What if Apple phones coming after iPhone 13 could tell you when your screen got damaged or cracked?
A recently published Apple patent reveals that the company has explored advanced displays capable of detecting damage to the display via a “strain-sensing resistor” that aggregates strain measurements. Presumably, this would allow the phone to find cracks that are too small to be noticed and alert users to the damage before it escalates and potentially harms them or the phone’s delicate internal components.
The patent not only covers static screens, but also includes “flexible screens,” potentially including a foldable Apple phone like the so-called iPhone Flip, as AppleInsider pointed out. It’s still unclear what type of display Apple would use in its own foldable, but given that earlier devices in the niche like the original Samsung Galaxy Fold had more scratch-prone screens than handsets with glass screens, detecting damage to the screen might be helpful. We know Apple is concerned – a previous patent conceptualized a crack prevention layer for foldable phone screens.

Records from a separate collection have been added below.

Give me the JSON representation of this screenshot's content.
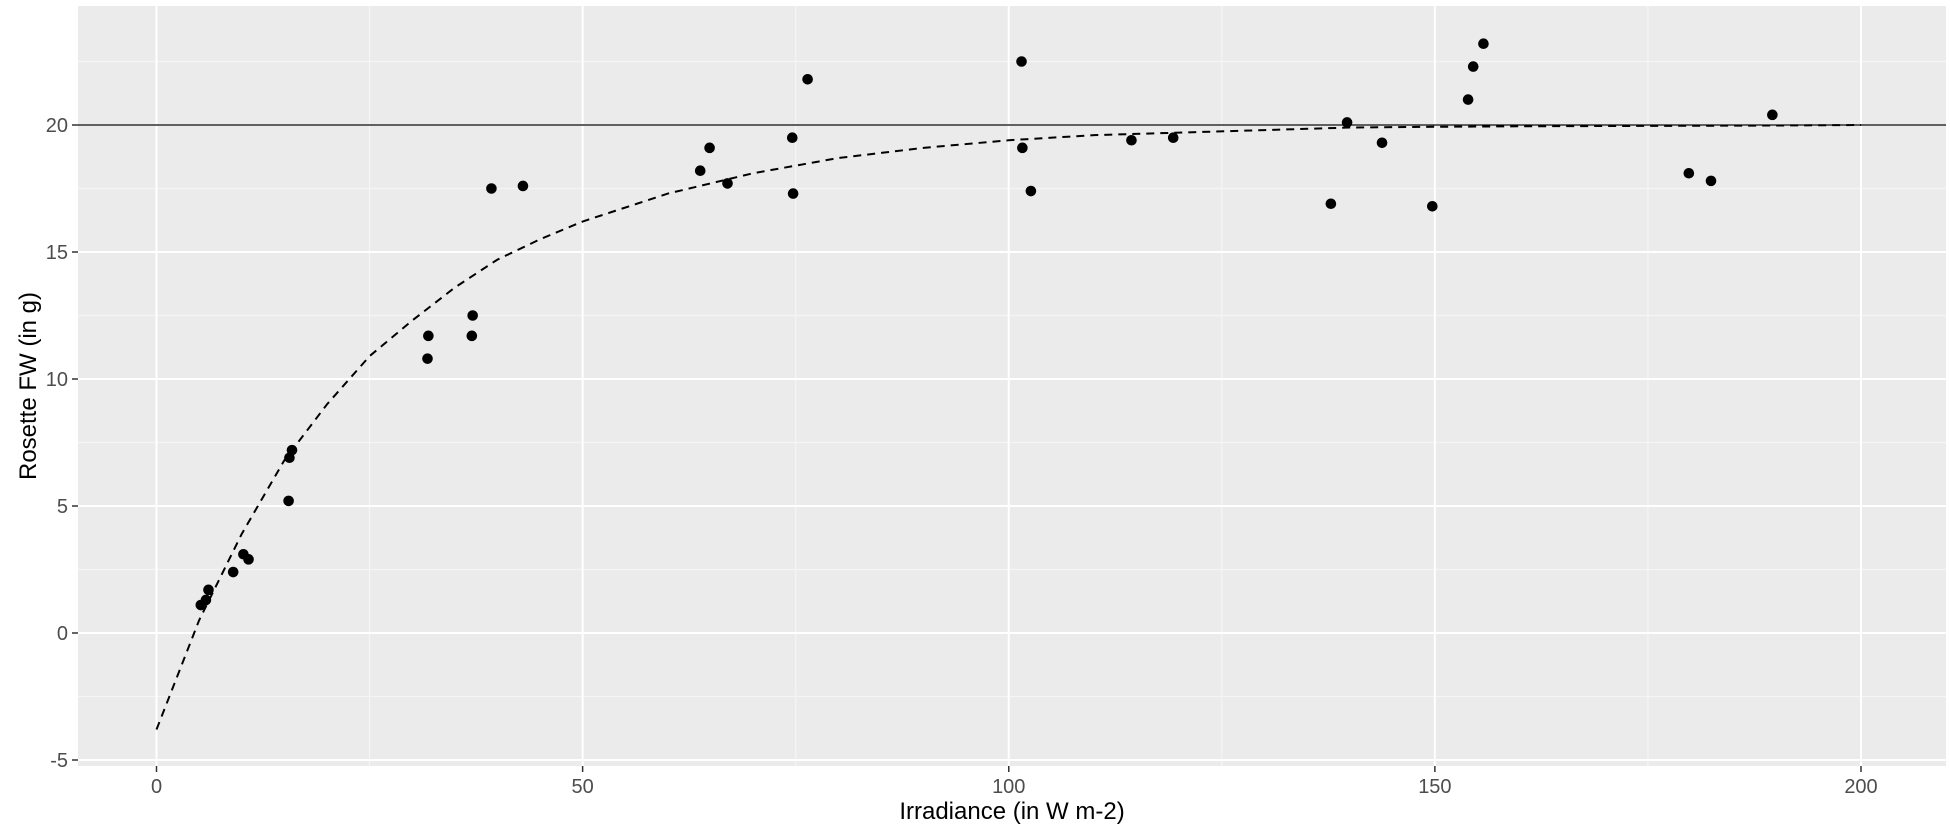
{
  "chart_data": {
    "type": "scatter",
    "title": "",
    "xlabel": "Irradiance (in W m-2)",
    "ylabel": "Rosette FW (in g)",
    "xlim": [
      -10,
      210
    ],
    "ylim": [
      -5,
      24
    ],
    "x_ticks": [
      0,
      50,
      100,
      150,
      200
    ],
    "y_ticks": [
      -5,
      0,
      5,
      10,
      15,
      20
    ],
    "x_tick_labels": [
      "0",
      "50",
      "100",
      "150",
      "200"
    ],
    "y_tick_labels": [
      "-5",
      "0",
      "5",
      "10",
      "15",
      "20"
    ],
    "grid": true,
    "legend": "none",
    "points": [
      {
        "x": 5.2,
        "y": 1.1
      },
      {
        "x": 5.8,
        "y": 1.3
      },
      {
        "x": 6.1,
        "y": 1.7
      },
      {
        "x": 9.0,
        "y": 2.4
      },
      {
        "x": 10.2,
        "y": 3.1
      },
      {
        "x": 10.8,
        "y": 2.9
      },
      {
        "x": 15.5,
        "y": 5.2
      },
      {
        "x": 15.6,
        "y": 6.9
      },
      {
        "x": 15.9,
        "y": 7.2
      },
      {
        "x": 31.8,
        "y": 10.8
      },
      {
        "x": 31.9,
        "y": 11.7
      },
      {
        "x": 37.0,
        "y": 11.7
      },
      {
        "x": 37.1,
        "y": 12.5
      },
      {
        "x": 39.3,
        "y": 17.5
      },
      {
        "x": 43.0,
        "y": 17.6
      },
      {
        "x": 63.8,
        "y": 18.2
      },
      {
        "x": 64.9,
        "y": 19.1
      },
      {
        "x": 67.0,
        "y": 17.7
      },
      {
        "x": 74.6,
        "y": 19.5
      },
      {
        "x": 74.7,
        "y": 17.3
      },
      {
        "x": 76.4,
        "y": 21.8
      },
      {
        "x": 101.5,
        "y": 22.5
      },
      {
        "x": 101.6,
        "y": 19.1
      },
      {
        "x": 102.6,
        "y": 17.4
      },
      {
        "x": 114.4,
        "y": 19.4
      },
      {
        "x": 119.3,
        "y": 19.5
      },
      {
        "x": 137.8,
        "y": 16.9
      },
      {
        "x": 139.7,
        "y": 20.1
      },
      {
        "x": 143.8,
        "y": 19.3
      },
      {
        "x": 149.7,
        "y": 16.8
      },
      {
        "x": 153.9,
        "y": 21.0
      },
      {
        "x": 154.5,
        "y": 22.3
      },
      {
        "x": 155.7,
        "y": 23.2
      },
      {
        "x": 179.8,
        "y": 18.1
      },
      {
        "x": 182.4,
        "y": 17.8
      },
      {
        "x": 189.6,
        "y": 20.4
      }
    ],
    "fit_curve": {
      "style": "dashed",
      "x": [
        0,
        5,
        10,
        15,
        20,
        25,
        30,
        35,
        40,
        45,
        50,
        60,
        70,
        80,
        90,
        100,
        110,
        120,
        130,
        140,
        150,
        160,
        170,
        180,
        190,
        200
      ],
      "y": [
        -3.8,
        0.5,
        3.9,
        6.8,
        9.0,
        10.9,
        12.3,
        13.6,
        14.7,
        15.5,
        16.2,
        17.3,
        18.1,
        18.7,
        19.1,
        19.4,
        19.6,
        19.7,
        19.8,
        19.9,
        19.93,
        19.95,
        19.96,
        19.97,
        19.98,
        20.0
      ]
    },
    "hline": {
      "y": 20,
      "style": "solid"
    }
  },
  "colors": {
    "panel_background": "#ebebeb",
    "grid_major": "#ffffff",
    "grid_minor": "#f5f5f5",
    "points": "#000000",
    "lines": "#000000",
    "tick_text": "#4d4d4d"
  }
}
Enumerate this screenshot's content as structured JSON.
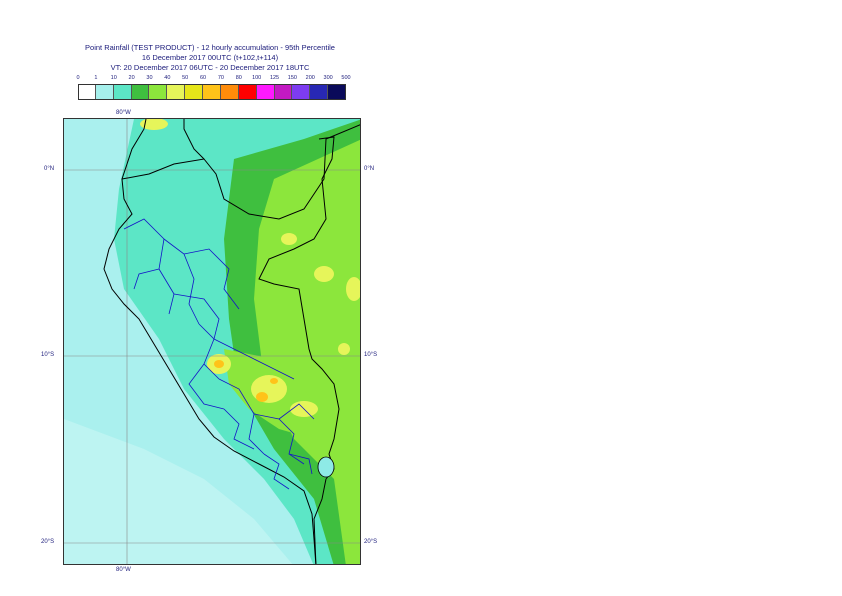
{
  "title": {
    "line1": "Point Rainfall (TEST PRODUCT) - 12 hourly accumulation - 95th Percentile",
    "line2": "16 December 2017 00UTC (t+102,t+114)",
    "line3": "VT: 20 December 2017 06UTC - 20 December 2017 18UTC"
  },
  "legend": {
    "ticks": [
      "0",
      "1",
      "10",
      "20",
      "30",
      "40",
      "50",
      "60",
      "70",
      "80",
      "100",
      "125",
      "150",
      "200",
      "300",
      "500"
    ],
    "colors": [
      "#ffffff",
      "#a6f0ec",
      "#5ce6c6",
      "#3fbf3f",
      "#8ce63c",
      "#e6f55a",
      "#e6e619",
      "#ffc319",
      "#ff8c0a",
      "#ff0000",
      "#ff19ff",
      "#c31ac3",
      "#7d3cf0",
      "#2828b4",
      "#0a0a5a"
    ]
  },
  "axes": {
    "lon_top": "80°W",
    "lon_bottom": "80°W",
    "lat_left": [
      "0°N",
      "10°S",
      "20°S"
    ],
    "lat_right": [
      "0°N",
      "10°S",
      "20°S"
    ]
  },
  "map_colors": {
    "sea_light": "#aaf0ee",
    "sea_mid": "#8eeae6",
    "land_teal": "#5ce6c6",
    "green": "#3fbf3f",
    "lime": "#8ce63c",
    "yellow": "#e6f55a",
    "orange": "#ffc319",
    "border": "#000000",
    "regions": "#1414c8"
  }
}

Apple Patent No. 11,087,670 showing a circuit design for detecting cracks in a screen (Image Credit: Apple / USPTO)
While future flat, foldable iPhones may be better suited for crack-detection screen technology given the frequency with which users damage phone screens, the patent doesn’t limit its technology to only handsets. Indeed, it openly lists different categories of products in which such display technology could appear, such as computers and wristwatches.
In other words, we could see everything from MacBook Pros and iMacs to Apple Watches and iPads automatically detecting cracks which would be universally useful. There’s no reason Apple shouldn’t include it.
(Image credit: Avenir)
This presupposes a lot of sensing technology, however – we don’t know if it would be just as feasible to implement it in a large 27-inch iMac display as it does in the latest iPhones, which hit a 6.7-inch display. . It would make sense to roll it out in Apple phones first and then roll it out in its wider lineup.
Finally, it would be fair for Apple to outperform its competitors in the display arena given that it generally lags behind when it comes to mobile screen technology – we’ve only just had OLED displays in the lineup. iPhone 12 from last year, years after Samsung and other Android phone makers added them to their high-end phones.
We don’t expect Apple to roll out crack detection anytime soon, especially since this is the first time we’ve heard of it. Currently, the company is slowly upgrading the displays on its devices to mini LEDs like in the 2021 12.9-inch iPad Pro (and, rumored to be, 2021 MacBook Pro laptops), so crack detection could. to be the next screen technology that comes next as the next unmissable breakthrough in the Apple lineup.